Posted by Colin Clark on

reprandyforbesWASHINGTON: The dominant issue of tomorrow’s markup and the later amendment votes will not be the size of the Navy fleet, the future of the F-35, Tricare for life, or America’s strategic relationship with China. Sexual assault in the military, the hot-button issue currently leading the headlines, will dominate floor time when the defense policy bill is debated after tomorrow’s markup, predicts Rep. Randy Forbes, the savvy chairman of the House Armed Services seapower and power projection forces subcommittee.

[Updated: As expected, the HASC’s final version of the bill included multiple reforms to combat sexual assault].

Among the other issues likely to come up during during the 2014 National Defense Authorization Act’s floor debate is the Littoral Combat Ship, especially just what the Navy should do with LCS in terms of spending and developing how the ship should be used in operations, Forbes told the Defense Writers Group at breakfast this morning. However, he won’t use the recent draft Government Accountability Office’s report on LCS as the basis for amendments or markup language because he wants to see the Pentagon’s response to the GAO and see the final report before acting. The report should be done in two months.

In other news, Forbes expressed deep concern about the pending acquisition of Smithfield Foods by a giant Chinese pork producer. Smithfield sits smack dab in Forbes’ district. Combine that with the chairman’s long focus on China as a key competitor against the United States and his interest in food safety as a national security issue and you’ve got a potent combination. I asked him if he would write the Committee on Foreign Investment in the United States (CFIUS) to protest the sale. Forbes said he had not decided yet. Housed in the Treasury Department, CFIUS coordinates the review of proposed acquisitions of American companies across the government.

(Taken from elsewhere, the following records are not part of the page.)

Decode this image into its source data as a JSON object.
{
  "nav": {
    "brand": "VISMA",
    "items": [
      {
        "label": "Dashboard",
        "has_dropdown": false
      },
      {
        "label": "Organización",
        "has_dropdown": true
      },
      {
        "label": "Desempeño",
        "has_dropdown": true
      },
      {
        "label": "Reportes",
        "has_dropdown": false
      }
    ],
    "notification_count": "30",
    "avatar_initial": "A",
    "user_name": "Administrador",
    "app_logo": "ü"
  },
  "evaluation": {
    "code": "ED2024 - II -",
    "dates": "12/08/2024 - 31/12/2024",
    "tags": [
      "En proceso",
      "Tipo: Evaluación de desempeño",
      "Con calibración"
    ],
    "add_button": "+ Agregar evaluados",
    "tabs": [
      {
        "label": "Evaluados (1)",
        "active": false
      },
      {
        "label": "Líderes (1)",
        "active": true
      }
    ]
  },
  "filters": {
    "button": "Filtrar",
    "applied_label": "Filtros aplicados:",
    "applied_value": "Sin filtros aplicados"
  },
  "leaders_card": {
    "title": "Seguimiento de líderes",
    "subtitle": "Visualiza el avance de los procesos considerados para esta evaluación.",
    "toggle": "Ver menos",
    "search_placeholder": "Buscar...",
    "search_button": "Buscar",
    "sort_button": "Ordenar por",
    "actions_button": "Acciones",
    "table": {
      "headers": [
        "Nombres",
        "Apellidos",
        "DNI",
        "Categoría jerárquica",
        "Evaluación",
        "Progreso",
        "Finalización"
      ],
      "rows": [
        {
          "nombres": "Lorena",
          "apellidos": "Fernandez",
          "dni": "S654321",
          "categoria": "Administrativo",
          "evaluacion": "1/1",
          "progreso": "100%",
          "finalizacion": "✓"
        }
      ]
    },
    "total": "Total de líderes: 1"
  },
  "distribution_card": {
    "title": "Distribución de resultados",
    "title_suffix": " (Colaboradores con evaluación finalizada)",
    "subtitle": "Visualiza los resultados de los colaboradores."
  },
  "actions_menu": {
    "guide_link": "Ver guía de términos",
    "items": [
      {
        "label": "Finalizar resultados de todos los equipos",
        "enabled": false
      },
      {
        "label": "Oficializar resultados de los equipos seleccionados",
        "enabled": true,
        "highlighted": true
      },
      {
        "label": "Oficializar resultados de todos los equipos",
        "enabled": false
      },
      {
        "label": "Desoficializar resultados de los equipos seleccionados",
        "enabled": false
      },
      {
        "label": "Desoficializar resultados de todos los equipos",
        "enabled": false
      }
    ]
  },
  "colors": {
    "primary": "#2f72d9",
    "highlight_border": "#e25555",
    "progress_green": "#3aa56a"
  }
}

In one of the most revealing comments about the HASC’s priorities, Forbes noted that China plays a very small role in the NDAA drama this year. Even with the Pacific pivot and the importance of our relationship with China, that country is mentioned in this year’s mark only six times, Forbes noted.

At an earlier Defense Writers Group breakfast in February, I asked HASC Chairman Rep. Buck McKeon whether he would hold any hearings on the Pacific pivot and related issues, and he said the combatant commanders would appear before him, as would the service chiefs. He’d address the Pacific pivot in these venues, McKeon said.

If you want to get some idea of the relative weighting of issues before the committee, look at the countries mentioned in the markup. Afghanistan gets 161 mentions, Syria pulls 47, Iraq (remember that place?) gets 33, and Iran (a pretty hot spot these days) only pulls 17. If you remember, China gets six.


Edited 3:35 pm. Updated 10:25 am, June 6th.